The number of Nicaraguan women who suffer the consequences of unsafe abortion in Nicaragua hasn't changed much in the last 15 years, but a few other things have. Ortega and the Sandinistas were voted out of office in 1990, and they've been trying to get back in ever since. Today, left-wing Ortega is busy building alliances with Nicaragua's conservative Catholic hierarchy in an effort to build his voting base (sound familiar?). It should come as no surprise that support for the so-called "culture of life" is a top priority for Ortega's new political bedfellows-so last week Ortega joined two of the four other presidential candidates in expressing his opposition to abortion under any circumstances.

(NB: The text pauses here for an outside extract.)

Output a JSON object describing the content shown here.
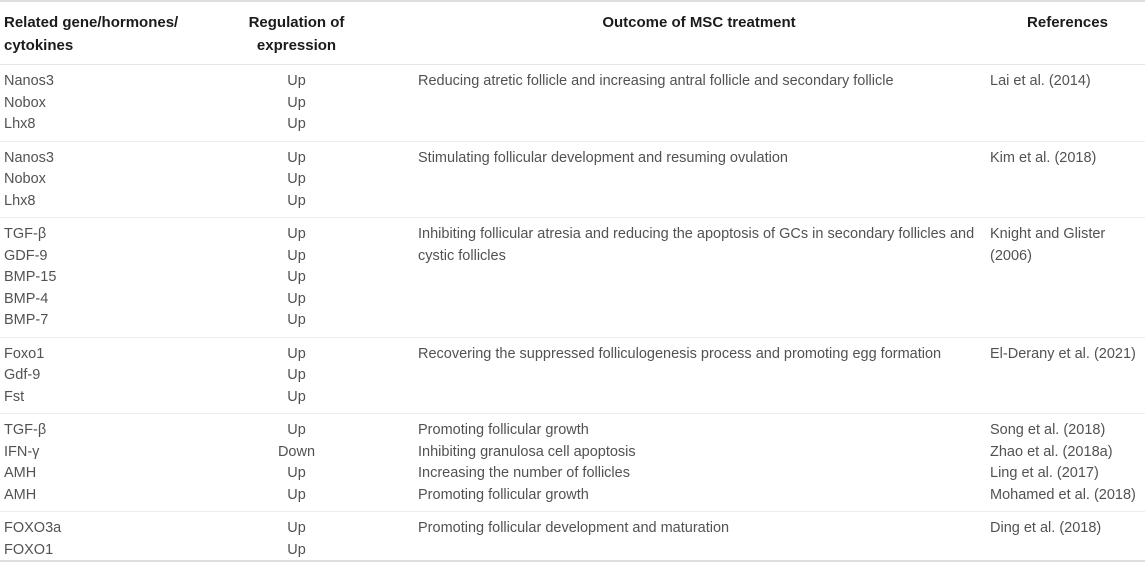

Tough luck for the countless Nicaraguan women who find themselves with unwanted or life-threatening pregnancies-including the eight-months-pregnant 13-year-old girl who made headlines this week when her parents finally got around to denouncing the neighbor who raped her. Poverty is widespread, public health services are scarce, comprehensive sex ed is non-existent, contraception is often inaccessible, you need a note from your husband to get sterilized, and abortion is illegal. But at least the culture of life knows no borders.